Le salarié peut contester le motif économique ou la procédure irrégulière du licenciement. Pour cela, il doit saisir le conseil de prud'hommes. Le juge peut remettre en cause un licenciement pour motif économique ou décider d'une irrégularité de procédure. Nous faisons le point sur la réglementation.
Exemple : après votre licenciement économique, vous avez droit à 18 mois d'indemnisation chômage.
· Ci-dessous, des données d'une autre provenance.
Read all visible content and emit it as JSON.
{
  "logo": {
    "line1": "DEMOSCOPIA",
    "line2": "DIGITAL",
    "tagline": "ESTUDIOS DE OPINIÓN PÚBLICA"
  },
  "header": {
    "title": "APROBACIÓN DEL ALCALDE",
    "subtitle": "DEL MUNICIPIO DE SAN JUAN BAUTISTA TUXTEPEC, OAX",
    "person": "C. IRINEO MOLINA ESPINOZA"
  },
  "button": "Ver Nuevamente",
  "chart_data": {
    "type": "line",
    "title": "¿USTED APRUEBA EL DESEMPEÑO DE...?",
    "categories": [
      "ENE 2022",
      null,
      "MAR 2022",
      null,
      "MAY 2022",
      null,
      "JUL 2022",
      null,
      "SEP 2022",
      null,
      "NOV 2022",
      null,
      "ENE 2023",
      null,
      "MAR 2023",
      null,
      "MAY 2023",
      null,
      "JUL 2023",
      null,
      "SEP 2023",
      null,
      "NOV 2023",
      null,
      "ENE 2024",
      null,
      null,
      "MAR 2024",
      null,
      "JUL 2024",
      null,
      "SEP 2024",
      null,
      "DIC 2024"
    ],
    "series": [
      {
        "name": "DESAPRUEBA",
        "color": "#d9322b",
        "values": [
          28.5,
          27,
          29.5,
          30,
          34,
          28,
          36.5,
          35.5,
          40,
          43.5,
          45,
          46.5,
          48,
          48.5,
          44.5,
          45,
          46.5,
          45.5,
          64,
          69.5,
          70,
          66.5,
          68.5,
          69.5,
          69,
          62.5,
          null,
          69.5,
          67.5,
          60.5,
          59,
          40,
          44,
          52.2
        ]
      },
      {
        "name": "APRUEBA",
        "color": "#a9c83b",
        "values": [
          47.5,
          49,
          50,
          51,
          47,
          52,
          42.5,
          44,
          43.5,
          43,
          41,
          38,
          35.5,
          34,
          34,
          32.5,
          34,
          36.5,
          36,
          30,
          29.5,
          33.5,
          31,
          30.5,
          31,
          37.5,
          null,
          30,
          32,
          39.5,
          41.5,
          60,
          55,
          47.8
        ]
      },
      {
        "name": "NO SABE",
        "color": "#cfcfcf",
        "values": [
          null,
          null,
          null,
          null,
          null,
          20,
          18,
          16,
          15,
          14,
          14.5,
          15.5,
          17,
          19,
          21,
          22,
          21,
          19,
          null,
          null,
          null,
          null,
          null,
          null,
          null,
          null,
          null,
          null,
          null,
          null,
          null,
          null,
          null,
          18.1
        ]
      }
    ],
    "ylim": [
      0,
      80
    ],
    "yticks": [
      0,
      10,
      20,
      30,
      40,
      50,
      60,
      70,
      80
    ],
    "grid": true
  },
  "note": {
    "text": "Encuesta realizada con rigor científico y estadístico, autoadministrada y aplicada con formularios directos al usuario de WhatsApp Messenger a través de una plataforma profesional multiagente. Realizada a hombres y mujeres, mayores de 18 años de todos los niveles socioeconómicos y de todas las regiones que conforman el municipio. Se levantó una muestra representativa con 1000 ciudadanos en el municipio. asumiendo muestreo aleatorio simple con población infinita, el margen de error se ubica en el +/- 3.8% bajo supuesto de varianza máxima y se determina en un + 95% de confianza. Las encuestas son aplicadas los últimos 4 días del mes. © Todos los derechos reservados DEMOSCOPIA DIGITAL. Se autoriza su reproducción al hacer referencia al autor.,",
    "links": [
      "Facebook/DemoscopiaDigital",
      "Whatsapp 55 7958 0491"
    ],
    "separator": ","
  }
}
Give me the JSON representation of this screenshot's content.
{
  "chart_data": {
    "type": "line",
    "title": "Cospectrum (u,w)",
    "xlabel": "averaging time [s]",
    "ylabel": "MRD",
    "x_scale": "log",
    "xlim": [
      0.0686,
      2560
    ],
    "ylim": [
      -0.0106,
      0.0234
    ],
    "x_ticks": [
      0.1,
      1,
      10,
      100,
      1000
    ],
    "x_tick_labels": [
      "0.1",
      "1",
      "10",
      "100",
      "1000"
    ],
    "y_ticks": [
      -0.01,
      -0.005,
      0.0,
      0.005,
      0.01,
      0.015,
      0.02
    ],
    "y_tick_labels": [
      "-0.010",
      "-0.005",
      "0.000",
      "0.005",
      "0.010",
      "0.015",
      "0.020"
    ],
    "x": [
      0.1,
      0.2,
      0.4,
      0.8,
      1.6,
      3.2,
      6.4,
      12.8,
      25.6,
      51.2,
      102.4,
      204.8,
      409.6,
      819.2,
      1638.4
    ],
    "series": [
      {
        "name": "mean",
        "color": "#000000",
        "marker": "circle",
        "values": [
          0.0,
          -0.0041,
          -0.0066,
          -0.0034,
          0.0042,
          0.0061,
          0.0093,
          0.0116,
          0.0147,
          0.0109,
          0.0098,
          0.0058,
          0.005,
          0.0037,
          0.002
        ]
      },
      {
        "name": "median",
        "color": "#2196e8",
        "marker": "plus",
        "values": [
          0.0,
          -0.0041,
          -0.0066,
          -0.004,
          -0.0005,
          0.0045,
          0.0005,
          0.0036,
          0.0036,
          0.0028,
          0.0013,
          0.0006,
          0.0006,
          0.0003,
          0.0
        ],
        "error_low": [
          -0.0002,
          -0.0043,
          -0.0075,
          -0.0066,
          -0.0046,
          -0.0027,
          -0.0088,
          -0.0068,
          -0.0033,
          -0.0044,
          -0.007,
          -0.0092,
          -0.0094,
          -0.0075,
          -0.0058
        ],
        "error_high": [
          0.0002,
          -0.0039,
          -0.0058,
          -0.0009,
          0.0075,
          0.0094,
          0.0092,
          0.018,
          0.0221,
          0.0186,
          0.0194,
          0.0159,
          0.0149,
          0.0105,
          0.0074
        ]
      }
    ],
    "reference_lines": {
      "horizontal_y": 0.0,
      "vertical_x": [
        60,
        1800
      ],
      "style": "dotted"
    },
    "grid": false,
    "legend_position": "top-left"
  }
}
Vous choisissez de bénéficier du CSP. À l'issue des 12 mois du parcours, il vous reste 18 - 12 = 6 mois de droits à l'allocation chômage.
La procédure de licenciement économique doit impérativement suivre les étapes suivantes :
Si le salarié refuse toutes les propositions de reclassement et que l'employeur est arrivé au bout des solutions prévues par la loi, l'entreprise est en droit de procéder au licenciement pour motif économique. Le refus de reclassement pour motif économique ne peut jamais être préjudiciable pour le salarié.
Si vous justifiez d'un an d'ancienneté ou plus : le montant de l'ASP est égal à 75% du salaire journalier de référence. Elle ne pourra pas être inférieure à ce que vous auriez reçu si vous n'aviez pas adhéré au CSP. Elle est versée pour une durée de 12 mois maximum.